Usai Suntik Vaksin Tak Otomatis Langsung Kebal Covid-19, Ini Penjelasannya!
loading...
A
A
A
JAARTA - Meski sudah divaksin bukan berarti bebas berkeliaran tanpa protokol kesehatan. Faktanya vaksin bukan mencegah terinfeksi virus corona. Ya, masyarakat tetap harus menjaga protokol kesehatan walau sudah divaksin sekalipun. Para ahli berpendapat vaksin bukanlah mencegah infeksi virus namun hanya membantu melindungi dari risiko terkena penyakit Covid-19 yang berat.
Penelitian yang tayang di New England Journal of Medicine menyebutkan, proteksi dari dosis vaksin pertama Pfizer tidak akan dimulai dalam waktu 12 hari. Yang kemudian diestimasi baru 52% efektif setelah beberapa minggu kemudian.
Baik Pfizer maupun vaksin Moderna membutuhkan dua dosis. Keduanya dilaporkan 95% efektif tapi setidaknya dalam waktu satu atau dua minggu setelah injeksi dosis yang kedua. Dan tetap saja masih ada kemungkinan tidak dapat melindungi orang secara keseluruhan. “Tidak ada yang namanya 100%,” tegas Dr. Paul A. Offit, ahli penyakit infeksi dan direktur Vaccine Education Center di Children’s Hospital of Philadelphia, AS mengutip dari Healthline.
Baca Juga : Ilmuwan Oxford Bersiap Produksi Vaksin untuk Varian Baru Virus Corona
Itu artinya, sambungnya, satu dari 20 orang yang divaksin masih bisa terkena infeksi sedang hingga ringan. Kondisi ini menyusul laporan beberapa orang baik umum maupun tenaga kesehatan yang masih terinfeksi Covid-19 meski sudah divaksin.

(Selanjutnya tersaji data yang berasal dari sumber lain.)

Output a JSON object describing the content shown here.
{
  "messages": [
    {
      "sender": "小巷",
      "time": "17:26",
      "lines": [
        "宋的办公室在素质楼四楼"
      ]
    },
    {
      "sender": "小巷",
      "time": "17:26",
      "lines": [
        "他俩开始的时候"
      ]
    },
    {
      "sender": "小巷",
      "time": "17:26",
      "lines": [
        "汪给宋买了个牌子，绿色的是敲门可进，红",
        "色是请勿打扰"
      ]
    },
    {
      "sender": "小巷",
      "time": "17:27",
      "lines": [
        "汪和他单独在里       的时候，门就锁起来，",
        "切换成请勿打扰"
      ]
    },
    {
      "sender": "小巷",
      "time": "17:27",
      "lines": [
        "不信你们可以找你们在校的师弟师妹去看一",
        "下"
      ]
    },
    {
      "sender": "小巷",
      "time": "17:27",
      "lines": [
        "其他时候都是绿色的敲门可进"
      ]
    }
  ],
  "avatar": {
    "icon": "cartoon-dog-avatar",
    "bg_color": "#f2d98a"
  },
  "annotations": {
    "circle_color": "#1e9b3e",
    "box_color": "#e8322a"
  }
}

Bahkan di Inggris, salah seorang yang mendapat vaksin Pfizer pertama, Collin Horseman (85) meninggal beberapa hari setelah terkonfirmasi positif Covid-19. Diduga ia menderita infeksi ginjal di akhir Desember dan terkena virus corona pada saat itu.
Produsen vaksin Pfizer dan Moderna yang diedarkan di Amerika Serikat, mengklaim vaksin mereka 95% efektif dalam mencegah orang sakit akibat gejala Covid-19. Tapi belum cukup bukti apakah vaksin juga mencegah infeksi dan penyebaran asimtomatik.
Maksudnya adalah orang yang terinfeksi yang tidak memiliki gejala (asimtomatik). Produsen vaksin mengatakan, penelitian masih dilakukan untuk mencari jawabannya. Tanpa vaksin, peneliti menekankan bahwa penyebaran asimtomatik mengakibatkan tingginya kasus Covid-19 yang terjadi.
Baca Juga : Sederet Manfaat Kesehatan Konsumsi Susu Almond
Karenanya, protokol kesehatan seperti memakai masker, menjaga jarak, dan menghindari kerumunan haruslah tetap dipegang hingga cakupan vaksin mendekati kekebalan kelompok, yaitu dimana sudah cukup banyak orang yang kebal terhadap penyakit sehingga penyebaran dapat dihentikan.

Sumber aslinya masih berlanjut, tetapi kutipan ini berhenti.